With a colossal and lush landscape, it’s great fun to travel in-game and shoot some baddies up, especially in co-op. So now two of you can speak the language of democracy: guns and explosions!

It received great fanfare and acclaim, marking another great milestone in the FarCry series.

Learning from the mistakes and triumphs of past titles, the veteran teams at Ubisoft have designed another polished and fun experience for all fans of the series. However, it did not reinvent the wheel, rather, improved on what is already a solid foundation, and added great bits here and there. It is definitely a polished iteration of FarCry.

This is what 14 years of improvement looks like, until we see the next one…

FarCry: New Dawn

The spinoff to FarCry 5 introduced to us what seemed to be a vaporwave-themed world with the overabundant use of the pink and blue palette for an exciting post-apocalyptic world!

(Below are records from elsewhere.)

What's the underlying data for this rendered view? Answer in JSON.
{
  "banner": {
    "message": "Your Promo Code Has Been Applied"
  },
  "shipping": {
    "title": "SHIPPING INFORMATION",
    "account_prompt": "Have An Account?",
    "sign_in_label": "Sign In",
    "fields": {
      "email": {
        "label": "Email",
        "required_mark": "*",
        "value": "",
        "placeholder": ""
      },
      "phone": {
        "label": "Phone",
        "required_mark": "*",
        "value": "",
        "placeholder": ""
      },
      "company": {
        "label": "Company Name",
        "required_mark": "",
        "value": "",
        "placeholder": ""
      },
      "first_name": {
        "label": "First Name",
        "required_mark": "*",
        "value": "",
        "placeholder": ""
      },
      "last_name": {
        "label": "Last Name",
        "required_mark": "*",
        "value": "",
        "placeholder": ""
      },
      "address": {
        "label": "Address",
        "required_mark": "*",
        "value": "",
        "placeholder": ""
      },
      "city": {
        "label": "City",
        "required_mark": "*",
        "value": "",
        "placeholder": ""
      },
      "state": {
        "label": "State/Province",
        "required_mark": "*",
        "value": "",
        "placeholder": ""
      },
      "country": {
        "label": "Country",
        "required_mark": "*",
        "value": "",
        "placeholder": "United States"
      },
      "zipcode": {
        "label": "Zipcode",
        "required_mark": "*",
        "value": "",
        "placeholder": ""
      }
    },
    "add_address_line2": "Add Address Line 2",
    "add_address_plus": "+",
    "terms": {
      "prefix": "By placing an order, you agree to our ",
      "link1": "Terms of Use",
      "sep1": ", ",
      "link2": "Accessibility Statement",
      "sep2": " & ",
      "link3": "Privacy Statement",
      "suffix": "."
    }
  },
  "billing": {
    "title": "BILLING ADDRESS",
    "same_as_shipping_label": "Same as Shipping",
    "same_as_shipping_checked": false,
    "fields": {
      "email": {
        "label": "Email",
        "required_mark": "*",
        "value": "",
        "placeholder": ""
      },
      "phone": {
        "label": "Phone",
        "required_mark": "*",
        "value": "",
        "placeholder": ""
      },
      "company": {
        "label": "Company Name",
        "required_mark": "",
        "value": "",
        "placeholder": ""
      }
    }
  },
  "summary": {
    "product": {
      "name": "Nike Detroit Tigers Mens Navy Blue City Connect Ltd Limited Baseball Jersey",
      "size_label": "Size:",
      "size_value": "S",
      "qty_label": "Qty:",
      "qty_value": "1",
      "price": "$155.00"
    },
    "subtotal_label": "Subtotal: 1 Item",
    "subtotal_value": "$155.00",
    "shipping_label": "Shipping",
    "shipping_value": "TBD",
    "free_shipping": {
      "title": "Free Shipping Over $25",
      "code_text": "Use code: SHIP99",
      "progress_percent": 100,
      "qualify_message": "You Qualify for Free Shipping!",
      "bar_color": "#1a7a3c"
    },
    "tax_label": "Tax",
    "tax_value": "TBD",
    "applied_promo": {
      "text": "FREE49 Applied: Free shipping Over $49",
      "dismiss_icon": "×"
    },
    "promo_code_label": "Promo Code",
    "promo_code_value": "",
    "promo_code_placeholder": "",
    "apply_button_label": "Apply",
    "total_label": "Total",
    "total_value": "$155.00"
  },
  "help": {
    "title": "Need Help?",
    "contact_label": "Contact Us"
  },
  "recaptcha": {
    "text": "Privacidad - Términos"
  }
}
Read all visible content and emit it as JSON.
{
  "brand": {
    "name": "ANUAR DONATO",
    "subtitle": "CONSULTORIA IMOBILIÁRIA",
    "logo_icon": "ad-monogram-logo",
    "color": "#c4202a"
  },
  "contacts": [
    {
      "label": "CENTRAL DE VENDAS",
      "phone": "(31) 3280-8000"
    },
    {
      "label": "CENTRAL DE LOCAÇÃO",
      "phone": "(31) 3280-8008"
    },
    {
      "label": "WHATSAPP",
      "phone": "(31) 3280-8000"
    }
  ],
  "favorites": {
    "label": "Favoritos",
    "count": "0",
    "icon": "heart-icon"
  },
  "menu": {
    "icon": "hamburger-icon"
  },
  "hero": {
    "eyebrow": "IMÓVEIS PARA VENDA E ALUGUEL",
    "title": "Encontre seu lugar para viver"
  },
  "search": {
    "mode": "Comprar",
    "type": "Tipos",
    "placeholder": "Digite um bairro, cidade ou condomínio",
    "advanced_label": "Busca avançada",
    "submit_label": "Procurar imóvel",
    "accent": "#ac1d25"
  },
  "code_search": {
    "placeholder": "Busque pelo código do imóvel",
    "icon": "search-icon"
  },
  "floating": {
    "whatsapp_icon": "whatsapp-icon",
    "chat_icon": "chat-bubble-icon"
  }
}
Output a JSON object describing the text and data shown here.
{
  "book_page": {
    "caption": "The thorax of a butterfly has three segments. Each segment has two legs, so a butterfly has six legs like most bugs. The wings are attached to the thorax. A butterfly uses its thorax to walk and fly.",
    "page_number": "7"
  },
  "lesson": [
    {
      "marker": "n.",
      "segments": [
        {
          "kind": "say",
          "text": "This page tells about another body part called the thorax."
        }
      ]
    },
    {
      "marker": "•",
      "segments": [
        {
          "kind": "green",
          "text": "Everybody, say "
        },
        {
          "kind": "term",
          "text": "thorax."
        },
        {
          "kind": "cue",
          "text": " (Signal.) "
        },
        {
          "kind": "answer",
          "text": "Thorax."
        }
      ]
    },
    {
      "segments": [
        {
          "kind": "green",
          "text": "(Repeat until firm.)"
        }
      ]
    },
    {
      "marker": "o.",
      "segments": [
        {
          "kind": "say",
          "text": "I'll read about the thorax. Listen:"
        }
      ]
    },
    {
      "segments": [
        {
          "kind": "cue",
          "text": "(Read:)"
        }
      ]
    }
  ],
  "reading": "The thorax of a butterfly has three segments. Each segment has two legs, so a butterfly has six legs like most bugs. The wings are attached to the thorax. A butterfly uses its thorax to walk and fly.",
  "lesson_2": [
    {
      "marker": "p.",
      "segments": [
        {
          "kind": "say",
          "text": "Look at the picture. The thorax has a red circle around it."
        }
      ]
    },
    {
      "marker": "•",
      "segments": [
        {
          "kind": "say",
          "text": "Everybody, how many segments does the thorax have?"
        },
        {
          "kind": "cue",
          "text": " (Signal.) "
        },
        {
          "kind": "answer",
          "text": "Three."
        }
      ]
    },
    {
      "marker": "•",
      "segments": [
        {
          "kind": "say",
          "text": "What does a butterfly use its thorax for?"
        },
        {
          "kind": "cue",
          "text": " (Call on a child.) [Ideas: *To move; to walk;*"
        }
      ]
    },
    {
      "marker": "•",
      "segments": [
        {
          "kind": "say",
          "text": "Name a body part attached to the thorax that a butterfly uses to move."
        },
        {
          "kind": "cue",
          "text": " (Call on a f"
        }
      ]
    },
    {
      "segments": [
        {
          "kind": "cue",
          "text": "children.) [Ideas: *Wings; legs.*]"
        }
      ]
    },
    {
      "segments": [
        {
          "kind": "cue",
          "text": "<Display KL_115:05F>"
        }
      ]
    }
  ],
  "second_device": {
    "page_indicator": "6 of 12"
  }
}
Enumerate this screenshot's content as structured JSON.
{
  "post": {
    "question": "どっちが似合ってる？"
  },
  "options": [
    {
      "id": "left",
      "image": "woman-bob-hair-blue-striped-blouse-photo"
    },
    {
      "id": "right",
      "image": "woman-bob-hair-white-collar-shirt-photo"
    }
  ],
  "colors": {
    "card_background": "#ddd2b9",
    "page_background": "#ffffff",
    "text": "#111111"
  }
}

Set 17 years after the event of FarCry 5, the game reimagines the FarCry 5 world after a nuclear fallout. It doesn’t sound as bleak though, as the world is pretty with vibrant colours and lush, untouched nature waiting to be ravaged in the mindless chaos that is signature to the FarCry series.

FarCry: New Dawn offers immense fun through exploration of its undoubtedly beautiful world, but the story is starting to become a bit stale, with the introduction of the villains who appear to be ruthless twin sisters, Mickey and Lou. At this point, Ubisoft has got to find a way to refresh the villain role.

It’s all praises until we talk about the mechanics. Ugh. The gameplay mechanics is where I see potential fault. As the game left the beaten path set by all its predecessors, it introduced to us an RPG-style shooter, not unlike Tom Clancy’s The Division 2. With weapon rarity and damage modifiers set, its a far cry in a FarCry game. So, as you can imagine, there will be some grinding, there will be some loot-chasing, there will be the arduous level-raising, but it doesn’t smother the fact that New Dawn is a goddamn beautiful world to be in. Pardon my French.

But hey, see what the KKP team has to say about FarCry: New Dawn.


At the end of the day, FarCry never ceases to amaze me. Ubisoft has consistently nailed the fun open-world formula in FarCry. There’s always potential to bring out more and more improvements to the series. But as it continues to walk the beaten path, it might end up just another FarCry, something that I pray would never come.